To get there, with the help of Youthography, two viral videos were released onto the web in March as the start of a larger campaign which also included two TV spots, radio, cinema, OOH and print ads. In one video, ‘Damage,’ a group of teen boys watches their car being demolished by a bizarre, invisible force in a parking lot, and in ‘Theft,’ a car flies up into the sky while teen girls watch in astonishment.
One version of the videos directs consumers to mycarisgone.com, where they can comment on it and forward it to friends. They can also opt to receive further communication from Desjardins. Another version directs them to geared4u.ca, a site that provides information about insurance for young drivers, and quotes.

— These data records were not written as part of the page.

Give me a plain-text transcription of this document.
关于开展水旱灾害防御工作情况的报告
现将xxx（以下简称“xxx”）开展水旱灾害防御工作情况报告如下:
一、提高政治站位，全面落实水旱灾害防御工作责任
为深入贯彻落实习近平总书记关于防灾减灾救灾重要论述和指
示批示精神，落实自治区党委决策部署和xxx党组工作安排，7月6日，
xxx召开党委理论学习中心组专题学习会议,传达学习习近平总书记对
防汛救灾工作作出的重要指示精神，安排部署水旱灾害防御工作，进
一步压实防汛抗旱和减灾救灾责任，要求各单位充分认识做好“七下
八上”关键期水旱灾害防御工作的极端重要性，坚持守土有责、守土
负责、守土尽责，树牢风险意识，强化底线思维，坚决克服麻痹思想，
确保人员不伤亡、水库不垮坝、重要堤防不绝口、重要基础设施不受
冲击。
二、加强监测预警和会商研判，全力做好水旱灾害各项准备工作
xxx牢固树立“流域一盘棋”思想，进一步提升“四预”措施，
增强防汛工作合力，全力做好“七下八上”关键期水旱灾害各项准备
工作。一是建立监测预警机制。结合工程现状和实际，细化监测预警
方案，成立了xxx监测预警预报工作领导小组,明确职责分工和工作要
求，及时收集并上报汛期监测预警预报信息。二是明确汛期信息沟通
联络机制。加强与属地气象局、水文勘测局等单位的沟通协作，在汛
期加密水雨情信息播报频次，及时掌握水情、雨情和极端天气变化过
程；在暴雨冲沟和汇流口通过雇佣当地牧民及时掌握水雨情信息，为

‘It was intuitive for us to do something viral,’ explains Sean Claessen, creative director at Youthography. ‘If you say that your product is for young people, you have to walk the walk. A viral campaign is more tangible than anything you can do with traditional advertising.’
The viral spots hit YouTube last June, and Claessen says the campaign succeeded in raising awareness of the brand among the youth demographic and driving traffic to the geared4u.ca site. But there are more practical changes that still have to occur within the industry, says Decode’s Barnard. Media buying, for example, still in large part operates like the man in the Scotiabank ad, he says. ‘Companies have to find a way to buy media [according to life stage],’ he says. ‘They have to get away from age-based segmentation; it doesn’t work.’
‘[With media] things roll along quickly, but youthfulness is constant,’ says Therrien. ‘You have to be on top of it, because what’s new today is not new tomorrow.’